Moua joins the AAJC from her position as vice president of strategic impact initiatives for the Asian & Pacific Islander American Health Forum (APIAHF) in Washington, D.C. The national health justice organization works on policies and programs to improve the health of Asian Americans, Native Hawaiians, and Pacific Islanders. Moua managed the policy analysis, political advocacy, strategic communications, and research divisions and served as project manager for the Racial Equity Initiative, a program of the W.K. Kellogg Foundation's American Healing Initiative.
Before her APIAHF work, Moua was a Minnesota state senator from February 2002 until January 2011, the nation's first elected Hmong state senator. She represented District 67, which includes a portion of St. Paul housing nearly one-fourth of Minnesota's Hmong population, but her priorities were issues of importance to all populations. She worked on protection of children and youth from cyber crime, vulnerable adults from financial exploitation, and consumers from predatory practices, and also chaired the Judiciary Committee, overseeing criminal, civil, and administrative law and procedural matters in all state agencies.
Earlier, she had watched law-making from the other side of the table, as a lobbyist at the capitol with Leonard, Street and Deinard. Her original plan was to practice in the public sector after law school, but she learned that she disliked litigation.
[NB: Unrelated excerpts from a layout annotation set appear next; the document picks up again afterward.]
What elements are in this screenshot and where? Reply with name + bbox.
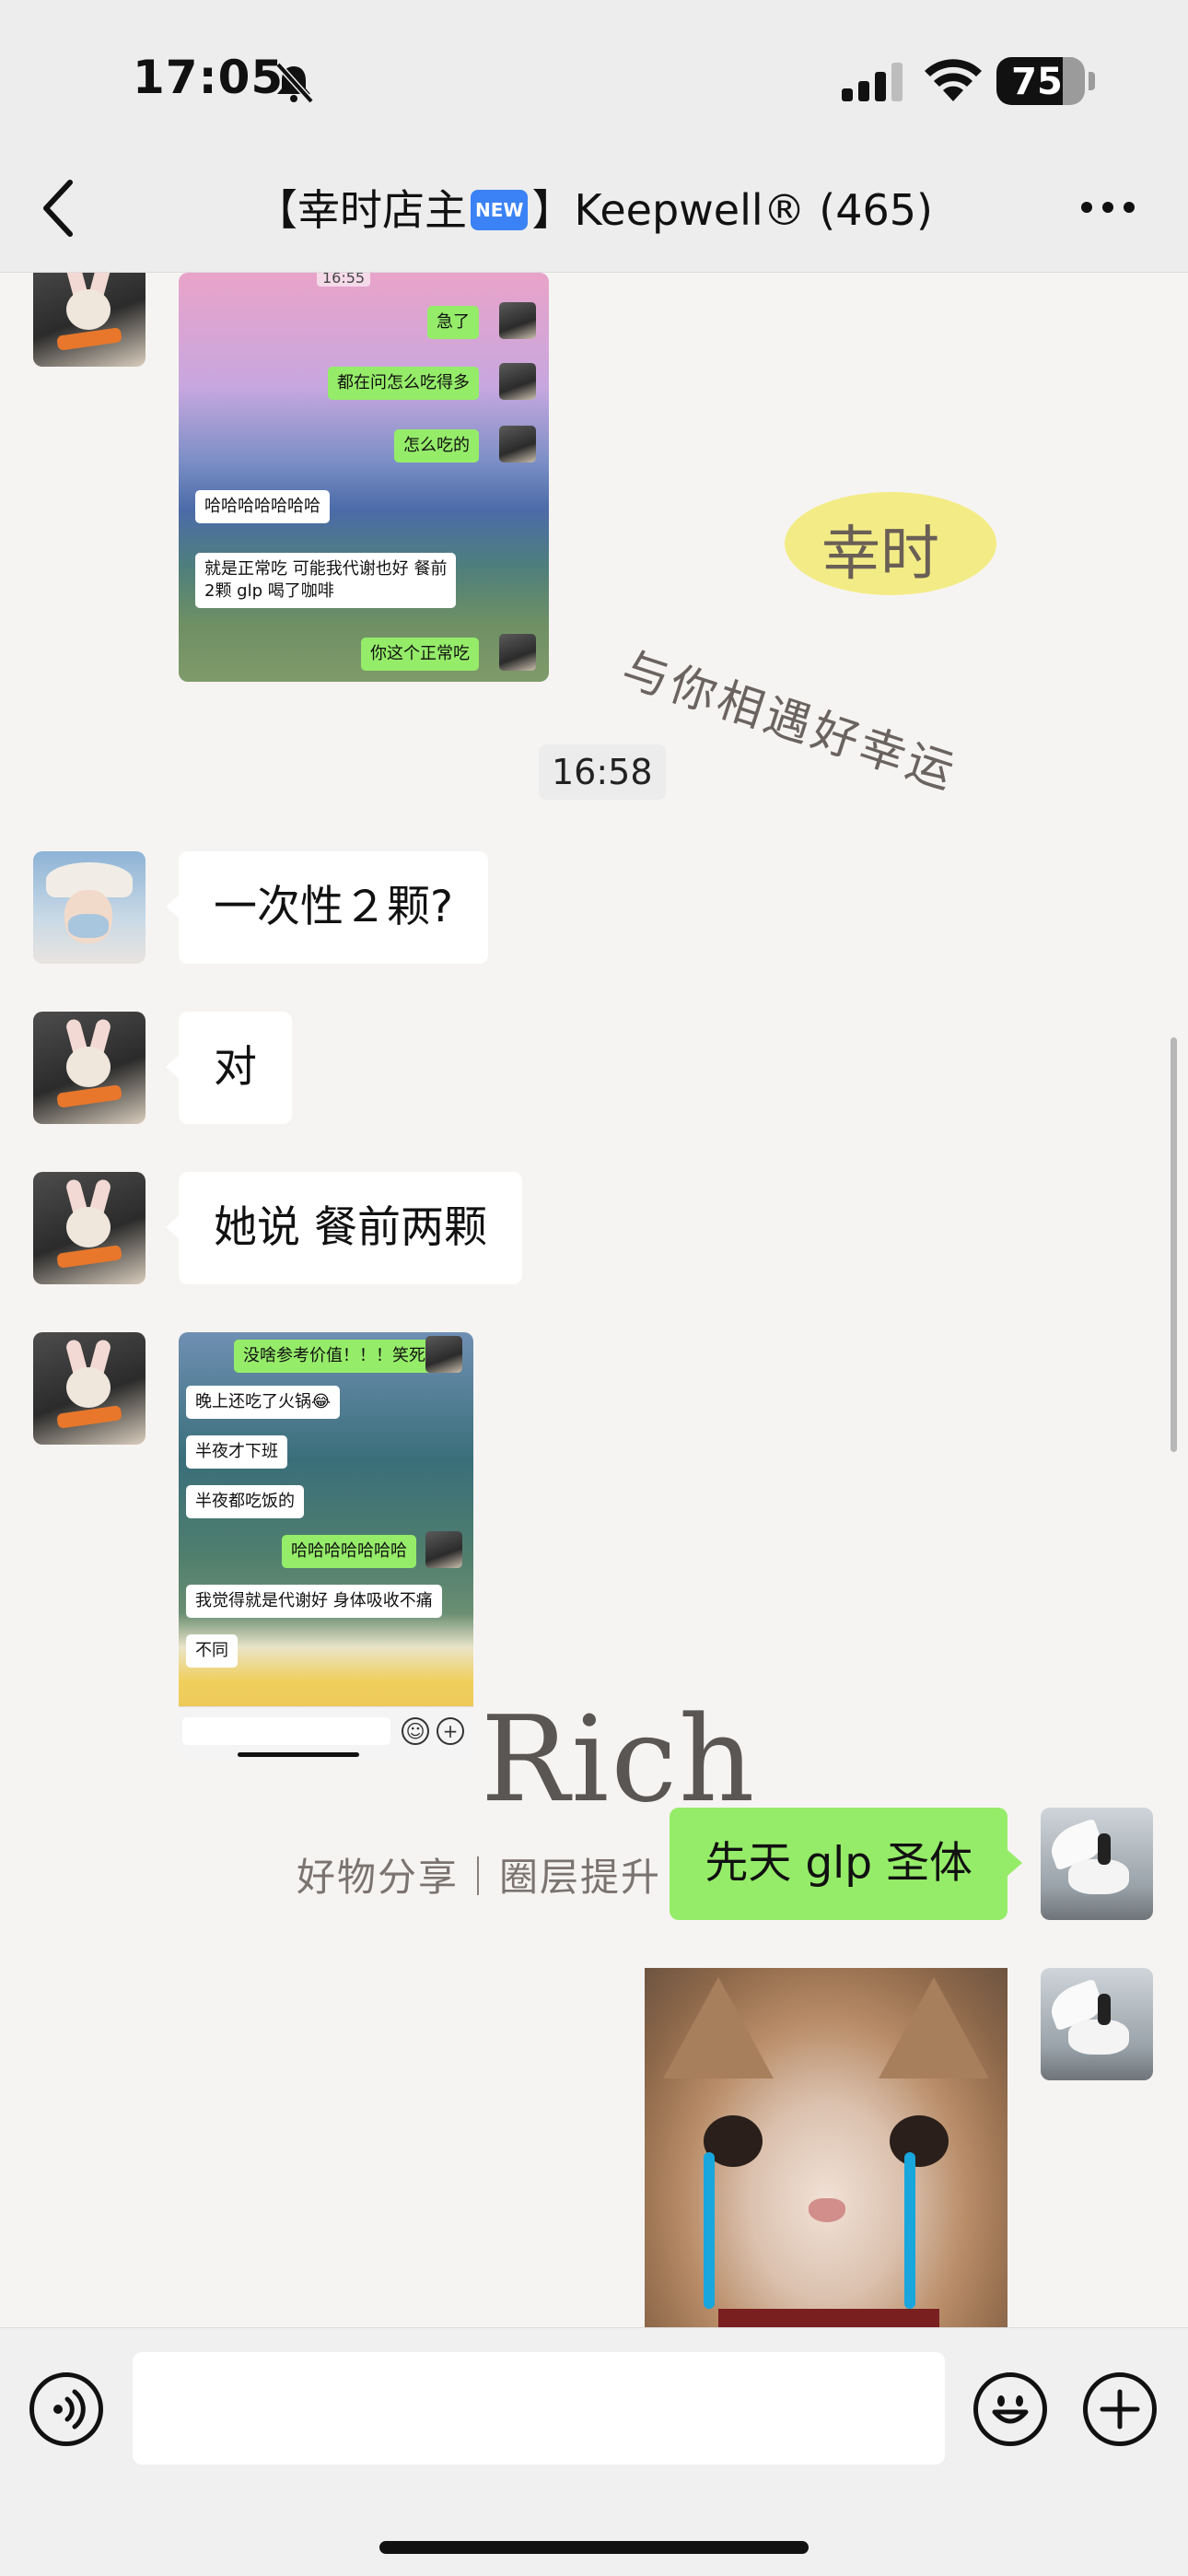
mini-avatar (425, 1336, 462, 1373)
avatar-self[interactable] (1041, 1808, 1153, 1920)
avatar-self[interactable] (1041, 1968, 1153, 2080)
mini-emoji-icon: ☺ (402, 1717, 429, 1745)
watermark-brand: 幸时 (821, 521, 939, 589)
mini-bubble: 就是正常吃 可能我代谢也好 餐前 2颗 glp 喝了咖啡 (195, 553, 457, 608)
mini-bubble: 哈哈哈哈哈哈哈 (195, 490, 330, 523)
plus-icon[interactable] (1083, 2372, 1157, 2446)
mini-time: 16:55 (317, 273, 371, 287)
mini-bubble: 半夜都吃饭的 (186, 1485, 304, 1518)
status-time: 17:05 (133, 51, 285, 104)
input-bar (0, 2327, 1188, 2576)
image-message-screenshot[interactable]: 16:55 急了 都在问怎么吃得多 怎么吃的 哈哈哈哈哈哈哈 就是正常吃 可能我… (179, 273, 549, 682)
avatar[interactable] (33, 1332, 146, 1445)
mini-bubble: 没啥参考价值！！！笑死 (234, 1340, 435, 1373)
mini-bubble: 半夜才下班 (186, 1435, 287, 1469)
chevron-left-icon[interactable] (37, 175, 83, 241)
mini-input (182, 1717, 390, 1745)
avatar[interactable] (33, 1172, 146, 1284)
sticker-crying-cat[interactable] (645, 1968, 1007, 2327)
watermark-tagline: 好物分享｜圈层提升 (297, 1855, 662, 1900)
voice-icon[interactable] (29, 2372, 103, 2446)
bell-muted-icon (275, 63, 314, 103)
time-separator: 16:58 (539, 744, 666, 800)
image-message-screenshot[interactable]: 没啥参考价值！！！笑死 晚上还吃了火锅😂 半夜才下班 半夜都吃饭的 哈哈哈哈哈哈… (179, 1332, 473, 1758)
emoji-icon[interactable] (973, 2372, 1047, 2446)
mini-avatar (499, 426, 536, 463)
mini-bubble: 都在问怎么吃得多 (328, 367, 479, 400)
mini-bubble: 我觉得就是代谢好 身体吸收不痛 (186, 1585, 442, 1618)
wifi-icon (925, 59, 982, 101)
message-bubble-outgoing[interactable]: 先天 glp 圣体 (670, 1808, 1022, 1920)
mini-avatar (425, 1531, 462, 1568)
message-bubble[interactable]: 她说 餐前两颗 (166, 1172, 522, 1284)
title-suffix: 】Keepwell® (465) (531, 185, 933, 235)
battery-icon: 75 (996, 57, 1085, 105)
battery-cap (1089, 72, 1095, 90)
mini-bubble: 晚上还吃了火锅😂 (186, 1386, 341, 1419)
mini-avatar (499, 363, 536, 400)
title-prefix: 【幸时店主 (255, 185, 468, 235)
chat-title: 【幸时店主 NEW 】Keepwell® (465) (138, 177, 1050, 238)
mini-avatar (499, 302, 536, 339)
mini-bubble: 你这个正常吃 (361, 638, 479, 671)
mini-line: 2颗 glp 喝了咖啡 (204, 581, 334, 601)
new-badge: NEW (471, 189, 529, 230)
message-bubble[interactable]: 一次性２颗? (166, 851, 488, 964)
mini-bubble: 急了 (427, 306, 479, 339)
mini-plus-icon: + (437, 1717, 464, 1745)
battery-percent: 75 (1011, 61, 1063, 103)
mini-avatar (499, 634, 536, 671)
avatar[interactable] (33, 1012, 146, 1124)
avatar[interactable] (33, 851, 146, 964)
more-dots-icon[interactable] (1079, 193, 1136, 221)
home-indicator[interactable] (379, 2541, 809, 2554)
mini-line: 就是正常吃 可能我代谢也好 餐前 (204, 559, 448, 579)
chat-area[interactable]: 幸时 与你相遇好幸运 16:55 急了 都在问怎么吃得多 怎么吃的 哈哈哈哈哈哈… (0, 273, 1188, 2327)
watermark-slogan: 与你相遇好幸运 (615, 641, 964, 801)
mini-home-indicator (238, 1752, 359, 1757)
signal-icon (842, 63, 903, 101)
top-bar: 17:05 75 【幸时店主 NEW 】Keepwell® (465) (0, 0, 1188, 273)
mini-bubble: 不同 (186, 1634, 238, 1668)
mini-bubble: 哈哈哈哈哈哈哈 (282, 1535, 416, 1568)
avatar[interactable] (33, 273, 146, 367)
message-bubble[interactable]: 对 (166, 1012, 292, 1124)
scrollbar[interactable] (1171, 1037, 1177, 1452)
mini-bubble: 怎么吃的 (394, 429, 479, 463)
message-input[interactable] (133, 2352, 945, 2465)
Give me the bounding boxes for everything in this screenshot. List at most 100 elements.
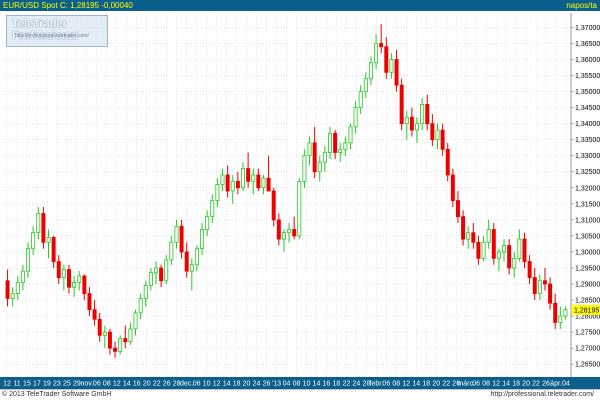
- candle-body-up: [261, 177, 266, 189]
- x-tick-label: 14: [123, 381, 131, 388]
- candle-body-up: [466, 232, 471, 240]
- candle-body-down: [107, 331, 112, 349]
- x-tick-label: 08: [482, 381, 490, 388]
- candle-body-up: [374, 43, 379, 64]
- y-tick-label: 1,36500: [575, 41, 600, 48]
- candle-body-down: [271, 190, 276, 221]
- candle-body-up: [26, 248, 31, 272]
- x-tick-label: 14: [313, 381, 321, 388]
- candle-body-up: [322, 152, 327, 163]
- x-tick-label: 22: [442, 381, 450, 388]
- x-tick-label: 24: [253, 381, 261, 388]
- x-tick-label: 18: [422, 381, 430, 388]
- x-tick-label: 06: [382, 381, 390, 388]
- candle-body-up: [486, 229, 491, 243]
- candle-body-up: [558, 315, 563, 323]
- x-tick-label: 16: [133, 381, 141, 388]
- y-tick-label: 1,34500: [575, 105, 600, 112]
- teletrader-watermark: TeleTrader Professional http://professio…: [6, 15, 108, 47]
- candle-body-down: [5, 280, 10, 299]
- x-tick-label: febr.: [370, 381, 384, 388]
- candle-body-down: [548, 283, 553, 304]
- candle-body-up: [353, 107, 358, 128]
- site-link[interactable]: http://professional.teletrader.com/: [491, 391, 595, 398]
- candle-body-up: [194, 248, 199, 266]
- candle-body-down: [312, 142, 317, 173]
- candle-body-up: [153, 267, 158, 274]
- x-tick-label: ápr.: [550, 381, 562, 388]
- candle-body-up: [302, 155, 307, 182]
- y-tick-label: 1,27500: [575, 330, 600, 337]
- candle-body-up: [46, 237, 51, 243]
- candle-body-up: [72, 281, 77, 288]
- candle-body-up: [317, 161, 322, 173]
- candle-body-down: [123, 338, 128, 343]
- candle-body-down: [461, 216, 466, 240]
- x-tick-label: 06: [472, 381, 480, 388]
- candle-body-down: [553, 302, 558, 323]
- y-tick-label: 1,31500: [575, 201, 600, 208]
- copyright-text: © 2013 TeleTrader Software GmbH: [2, 391, 112, 398]
- candle-body-up: [10, 293, 15, 299]
- x-tick-label: 12: [402, 381, 410, 388]
- candle-body-down: [409, 116, 414, 131]
- candle-body-down: [292, 229, 297, 237]
- candle-body-up: [435, 129, 440, 141]
- x-tick-label: 06: [193, 381, 201, 388]
- candle-body-down: [522, 238, 527, 262]
- candle-body-up: [15, 281, 20, 295]
- x-tick-label: 10: [303, 381, 311, 388]
- candle-body-up: [174, 225, 179, 243]
- candle-body-down: [159, 267, 164, 282]
- candle-body-up: [230, 180, 235, 192]
- x-tick-label: 12: [113, 381, 121, 388]
- y-tick-label: 1,29500: [575, 265, 600, 272]
- x-tick-label: 18: [233, 381, 241, 388]
- x-tick-label: 23: [53, 381, 61, 388]
- candle-body-down: [184, 251, 189, 272]
- candle-body-down: [225, 174, 230, 192]
- x-tick-label: 26: [542, 381, 550, 388]
- x-tick-label: 10: [203, 381, 211, 388]
- y-tick-label: 1,26500: [575, 362, 600, 369]
- x-tick-label: 08: [103, 381, 111, 388]
- y-tick-label: 1,30500: [575, 233, 600, 240]
- candle-body-up: [20, 270, 25, 283]
- candle-body-down: [440, 129, 445, 150]
- candle-body-up: [512, 257, 517, 269]
- y-tick-label: 1,33000: [575, 153, 600, 160]
- x-tick-label: 12: [213, 381, 221, 388]
- x-tick-label: '13: [272, 381, 281, 388]
- candle-body-down: [491, 229, 496, 259]
- candle-body-down: [82, 275, 87, 295]
- x-tick-label: 20: [243, 381, 251, 388]
- x-tick-label: 15: [23, 381, 31, 388]
- candle-body-down: [92, 309, 97, 320]
- candle-body-up: [61, 269, 66, 278]
- x-tick-label: 11: [13, 381, 20, 388]
- y-tick-label: 1,32500: [575, 169, 600, 176]
- candle-body-up: [143, 285, 148, 299]
- x-tick-label: 16: [323, 381, 331, 388]
- candle-body-down: [113, 347, 118, 352]
- x-tick-label: 24: [352, 381, 360, 388]
- x-tick-label: 22: [153, 381, 161, 388]
- candle-body-up: [128, 328, 133, 343]
- candle-body-down: [384, 46, 389, 73]
- x-tick-label: 04: [562, 381, 570, 388]
- x-tick-label: 12: [3, 381, 11, 388]
- candle-body-up: [215, 184, 220, 202]
- symbol-quote: EUR/USD Spot C: 1,28195 -0,00040: [3, 1, 133, 10]
- candle-body-up: [205, 216, 210, 230]
- candle-body-down: [66, 269, 71, 288]
- x-tick-label: 12: [492, 381, 500, 388]
- candle-body-down: [471, 232, 476, 243]
- candle-body-up: [251, 174, 256, 182]
- y-axis-area: [571, 11, 600, 377]
- candle-body-up: [200, 229, 205, 250]
- chart-header: EUR/USD Spot C: 1,28195 -0,00040 napos/t…: [0, 0, 600, 11]
- y-tick-label: 1,34000: [575, 121, 600, 128]
- candle-body-up: [348, 126, 353, 144]
- candle-body-up: [363, 78, 368, 92]
- period-label[interactable]: napos/ta: [566, 0, 597, 11]
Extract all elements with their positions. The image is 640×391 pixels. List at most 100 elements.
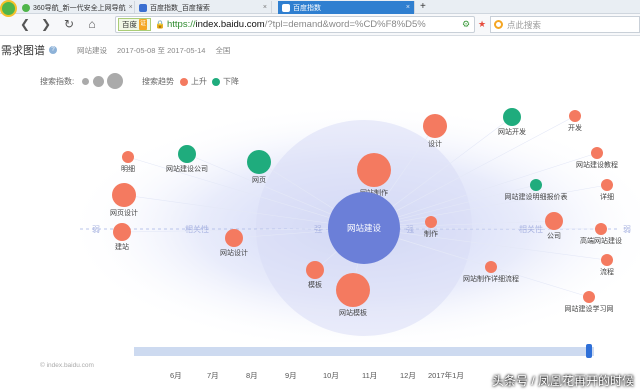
graph-node-bubble[interactable] — [113, 223, 131, 241]
graph-node-label: 高端网站建设 — [580, 236, 622, 245]
graph-node-bubble[interactable] — [122, 151, 134, 163]
graph-node-label: 网站设计 — [220, 248, 248, 257]
weak-label-left: 弱 — [92, 225, 100, 234]
time-slider[interactable] — [134, 344, 594, 358]
up-dot — [180, 78, 188, 86]
back-button[interactable]: ❮ — [18, 17, 32, 31]
graph-node-bubble[interactable] — [595, 223, 607, 235]
graph-node-label: 模板 — [308, 280, 322, 289]
graph-node-bubble[interactable] — [583, 291, 595, 303]
baidu-favicon-icon — [139, 3, 147, 12]
browser-search-box[interactable]: 点此搜索 — [490, 16, 640, 33]
graph-node-bubble[interactable] — [425, 216, 437, 228]
month-label: 10月 — [323, 371, 339, 380]
up-label: 上升 — [191, 77, 207, 86]
url-host: index.baidu.com — [195, 19, 265, 30]
close-tab-icon[interactable]: × — [406, 4, 410, 11]
graph-node-bubble[interactable] — [601, 179, 613, 191]
index-medium-dot — [93, 76, 104, 87]
forward-button[interactable]: ❯ — [39, 17, 53, 31]
time-slider-handle[interactable] — [586, 344, 592, 358]
graph-node-bubble[interactable] — [569, 110, 581, 122]
graph-node-label: 网页 — [252, 176, 266, 184]
reload-button[interactable]: ↻ — [62, 17, 76, 31]
date-separator: 至 — [157, 45, 165, 55]
page-header: 需求图谱 ? 网站建设 2017-05-08 至 2017-05-14 全国 — [0, 41, 640, 59]
date-range[interactable]: 2017-05-08 至 2017-05-14 — [117, 45, 205, 56]
graph-node-label: 设计 — [428, 139, 442, 148]
center-node-label: 网站建设 — [347, 223, 382, 233]
graph-node-bubble[interactable] — [485, 261, 497, 273]
tab-label: 360导航_新一代安全上网导航 — [33, 4, 126, 12]
month-label: 9月 — [285, 371, 297, 380]
star-icon[interactable]: ★ — [478, 18, 486, 30]
index-large-dot — [107, 73, 123, 89]
graph-node-bubble[interactable] — [225, 229, 243, 247]
engine-label: 百度 — [122, 20, 137, 29]
trend-label: 搜索趋势 — [142, 77, 174, 86]
graph-node-label: 流程 — [600, 267, 614, 276]
graph-node-label: 网站开发 — [498, 127, 526, 136]
graph-node-bubble[interactable] — [112, 183, 136, 207]
graph-node-bubble[interactable] — [178, 145, 196, 163]
browser-logo-icon[interactable] — [0, 0, 17, 17]
graph-node-bubble[interactable] — [357, 153, 391, 187]
lock-icon: 🔒 — [155, 20, 165, 29]
graph-node-label: 网站制作详细流程 — [463, 274, 519, 283]
graph-node-label: 网页设计 — [110, 208, 138, 217]
down-dot — [212, 78, 220, 86]
browser-tabbar: 360导航_新一代安全上网导航 × 百度指数_百度搜索 × 百度指数 × + — [0, 0, 640, 17]
graph-node-label: 明细 — [121, 164, 135, 173]
source-watermark: © index.baidu.com — [40, 362, 94, 369]
graph-node-bubble[interactable] — [601, 254, 613, 266]
month-label: 12月 — [400, 371, 416, 380]
new-tab-button[interactable]: + — [420, 1, 426, 13]
graph-node-label: 网站建设明细报价表 — [505, 192, 568, 201]
search-engine-selector[interactable]: 百度 证 — [118, 18, 152, 31]
search-index-label: 搜索指数: — [40, 77, 75, 86]
baidu-favicon-icon — [282, 3, 290, 12]
month-label: 2017年1月 — [428, 371, 464, 380]
month-label: 6月 — [170, 371, 182, 380]
graph-node-label: 公司 — [547, 232, 561, 240]
search-placeholder: 点此搜索 — [507, 19, 542, 30]
month-label: 7月 — [207, 371, 219, 380]
home-button[interactable]: ⌂ — [85, 17, 99, 31]
address-toolbar: ❮ ❯ ↻ ⌂ 百度 证 🔒 https:// index.baidu.com … — [0, 14, 640, 36]
keyword: 网站建设 — [77, 45, 107, 55]
graph-node-bubble[interactable] — [306, 261, 324, 279]
graph-node-label: 网站建设学习网 — [565, 304, 614, 313]
month-label: 11月 — [362, 371, 378, 380]
tab-baidu-index[interactable]: 百度指数 × — [278, 1, 415, 14]
relation-graph: 弱 相关性 强 强 相关性 弱 明细网站建设公司网页网页设计建站网站设计网站制作… — [64, 103, 640, 342]
close-tab-icon[interactable]: × — [263, 4, 267, 11]
shield-icon[interactable]: ⚙ — [462, 18, 470, 30]
graph-node-label: 网站建设公司 — [166, 164, 208, 173]
graph-node-bubble[interactable] — [530, 179, 542, 191]
url-scheme: https:// — [166, 19, 196, 30]
page-title: 需求图谱 — [1, 45, 45, 57]
graph-node-bubble[interactable] — [591, 147, 603, 159]
tab-baidu-search[interactable]: 百度指数_百度搜索 × — [135, 1, 272, 14]
weak-label-right: 弱 — [623, 225, 631, 234]
graph-node-label: 网站模板 — [339, 308, 367, 317]
360-favicon-icon — [22, 3, 30, 12]
help-icon[interactable]: ? — [49, 46, 57, 54]
close-tab-icon[interactable]: × — [129, 4, 133, 11]
timeline-months: 6月 7月 8月 9月 10月 11月 12月 2017年1月 — [150, 370, 510, 382]
address-bar[interactable]: 百度 证 🔒 https:// index.baidu.com /?tpl=de… — [115, 16, 475, 33]
graph-node-bubble[interactable] — [503, 108, 521, 126]
graph-node-bubble[interactable] — [336, 273, 370, 307]
date-end: 2017-05-14 — [167, 45, 206, 55]
index-small-dot — [82, 78, 89, 85]
verified-badge-icon: 证 — [139, 19, 148, 30]
tab-360-nav[interactable]: 360导航_新一代安全上网导航 × — [18, 1, 135, 14]
region[interactable]: 全国 — [215, 45, 230, 56]
graph-node-label: 详细 — [600, 192, 614, 201]
tab-label: 百度指数 — [293, 4, 321, 12]
graph-node-label: 制作 — [424, 229, 438, 238]
author-credit: 头条号 / 凤凰花再开的时候 — [491, 374, 634, 388]
graph-node-bubble[interactable] — [545, 212, 563, 230]
graph-node-bubble[interactable] — [423, 114, 447, 138]
graph-node-bubble[interactable] — [247, 150, 271, 174]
Her position with Leonard, Street and Deinard was more to her liking and also included work on corporate and small-business issues, while providing pro bono legal and translation services to the Hmong community.
In addition to her work experience, Moua's life experience makes her a good fit for her role at the AAJC. When she was 5, her family fled Laos for a Thai refugee camp, and after four years, in 1978, they emigrated to the United States. But as a minority in their new Wisconsin home, the family endured racial discrimination, and Moua saw Hmong youth, caught between their parents' expectations and American culture, joining gangs out of feelings of alienation.
When she was accepted at Brown University, Moua intended to eventually follow her father, a medic, into a medical career. But after joining Brown's Asian American Students organization and getting involved in issues on campus and beyond, she found herself spending much of her time in protests and on picket lines. "I sponged up multiculturalism and acquired a whole new vocabulary," she told a reporter for the William Mitchell College of Law student newspaper in 2002. "I was being challenged to identify myself as an Asian American." She soon changed her major. "I realized that I would be useless as a doctor," she said. "I was looking to be an advocate."
With a bachelor’s degree in public policy from Brown in hand, she went on to the University of Texas in Austin. At first she considered a dual public policy-law degree. But she missed her family, so she focused on her studies of Hmong gangs and completed a master’s degree in public affairs at the Lyndon B. Johnson School of Public Affairs. She then joined her parents, who had moved to the Twin Cities.
In Minneapolis, Moua got involved in Minnesota Advocates for Human Rights, and women she met at the organization encouraged her to go to law school. While working toward her J.D. at the Law School, she helped found the Hmong Bar Association and volunteered with the Legal Assistance to Minnesota Prisoners project. "It was my community involvement that helped me make it through law school," she says in the Spring 2002 Law School alumni magazine. "I knew what I wanted out of it." What she wanted was to be in a position to make a difference for the Asian community, a goal she will be able to realize at the AAJC.
The Washington, D.C.-based AAJC was founded in 1991 to build a fair and equitable society and promote issues of importance to the Asian American community. It has shaped policies and programs, supported civic engagement and voting rights, strengthened communities and immigrant integration, combatted hate crimes and anti-Asian violence, and challenged barriers for Asian Americans at local, regional, and national levels.
The AAJC and its affiliates—the Asian Pacific American Legal Center in Los Angeles, the Asian Law Caucus in San Francisco, and the Asian American Institute in Chicago—make up the nonpartisan, nonprofit Asian American Center for Advancing Justice. Through the Center, the independent partners speak with a single voice to ensure civil and human rights and strengthen a multi-racial democracy.